Les joueurs ukrainiens, satisfaits de la décision de Wimbledon, en demandent plus
Dans un communiqué publié sur leurs réseaux sociaux, plusieurs athlètes ukrainiens dont Elina Svitolina, Sergiy Stakhovsky ou encore Marta Kostuyk, ont en revanche réclamé que les Russes et Biélorusses soient exclus de l’ensemble du circuit s’ils ne se positionnent pas plus clairement contre la guerre.
« Nous demandons que la WTA, l’ATP, et l’ITF s’assurent que les joueurs représentant la Russie et le Bélarus répondent aux questions suivantes:
- Soutenez-vous l’invasion de l’Ukraine par la Russie et le Bélarus et donc la guerre qui a été provoquée par ces deux pays ?
- Soutenez-vous les activités militaires russes et biélorusses en Ukraine ?
- Soutenez-vous les régimes de Poutine et Loukachenko ? »
En fonction des réponses, nous réclamons l’exclusion et le bannissement des sportifs russes et biélorusses de toute compétition internationale, comme l’a fait Wimbledon. Il vient un moment où le silence s’apparente à de la trahison et ce moment, c’est maintenant. »
Billie Jean King et Martina Navratilova s’opposent à l’exclusion des joueurs russes et biélorusses
Au-delà des instances et des ressortissants des deux pays, des voix individuelles fortes se sont spontanément exprimées. Billie Jean King, fondatrice de la WTA, a notamment appelé à l’unité du tennis mondial dans un communiqué publié le jeudi 21 avril 2022 en contestant la légitimité de la mesure.
« L’un des principes de la fondation de la WTA était que n’importe quelle fille dans le monde, si elle était assez bonne, aurait une place pour concourir. Je m’y suis tenu en 1973 et je m’y tiens aujourd’hui. Je ne peux pas soutenir l’interdiction d’athlètes individuels de n’importe quel tournoi, simplement en raison de leur nationalité. »

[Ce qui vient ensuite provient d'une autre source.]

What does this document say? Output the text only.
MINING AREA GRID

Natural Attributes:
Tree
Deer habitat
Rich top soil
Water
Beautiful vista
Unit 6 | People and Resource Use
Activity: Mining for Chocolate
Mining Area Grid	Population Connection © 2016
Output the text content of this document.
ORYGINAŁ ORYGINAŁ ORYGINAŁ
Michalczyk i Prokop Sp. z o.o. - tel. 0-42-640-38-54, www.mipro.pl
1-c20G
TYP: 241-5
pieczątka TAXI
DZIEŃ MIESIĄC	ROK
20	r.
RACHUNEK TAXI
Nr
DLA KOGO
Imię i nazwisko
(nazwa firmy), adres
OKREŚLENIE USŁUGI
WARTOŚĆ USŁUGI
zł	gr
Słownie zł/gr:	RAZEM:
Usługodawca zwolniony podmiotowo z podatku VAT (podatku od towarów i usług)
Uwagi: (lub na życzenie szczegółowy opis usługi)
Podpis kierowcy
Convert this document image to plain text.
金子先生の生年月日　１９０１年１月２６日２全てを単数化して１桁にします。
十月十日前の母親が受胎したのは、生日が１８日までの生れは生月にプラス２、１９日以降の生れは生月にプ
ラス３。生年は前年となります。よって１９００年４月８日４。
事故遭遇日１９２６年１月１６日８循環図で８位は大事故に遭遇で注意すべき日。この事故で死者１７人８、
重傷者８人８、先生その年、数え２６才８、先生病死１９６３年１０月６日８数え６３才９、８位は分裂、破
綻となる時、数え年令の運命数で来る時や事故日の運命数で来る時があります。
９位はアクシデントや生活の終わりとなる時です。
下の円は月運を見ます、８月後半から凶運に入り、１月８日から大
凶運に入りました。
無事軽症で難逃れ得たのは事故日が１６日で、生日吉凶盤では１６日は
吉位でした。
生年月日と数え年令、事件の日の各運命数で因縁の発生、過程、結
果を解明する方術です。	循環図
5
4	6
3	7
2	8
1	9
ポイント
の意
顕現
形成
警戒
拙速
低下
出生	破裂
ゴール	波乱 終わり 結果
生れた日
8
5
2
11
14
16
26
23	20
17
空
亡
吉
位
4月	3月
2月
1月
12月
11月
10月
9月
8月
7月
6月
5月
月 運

« Le tennis est plus fort lorsque nous sommes unis, et notre soutien continu à l’initiative de Tennis Plays for Peace, qui fournit un soutien et des ressources à l’Ukraine, doit être notre priorité. »
Dans une interview accordée à la radio britannique LBC, Martina Navratilova a fait part de son désaccord face à une telle décision de la part de organisateurs du tournoi de Wimbledon.
« Une telle exclusion, sans que ce soit la faute de ces joueurs, n’est pas la voie à suivre … Je pense que c’est la mauvaise décision. Le tennis est un sport tellement démocratique. C’est difficile de voir la politique le détruire. Et autant que je ressens pour les joueurs ukrainiens et le peuple ukrainien – c’est juste horrible ce qui se passe – je pense que cela va juste plus loin que nécessaire. »
Dans la plupart des sondages en ligne organisés pour solliciter les fans de tennis sur leur réaction spontanée, 70 à 75% des réponses présentent la décision de Wimbledon comme illégitime.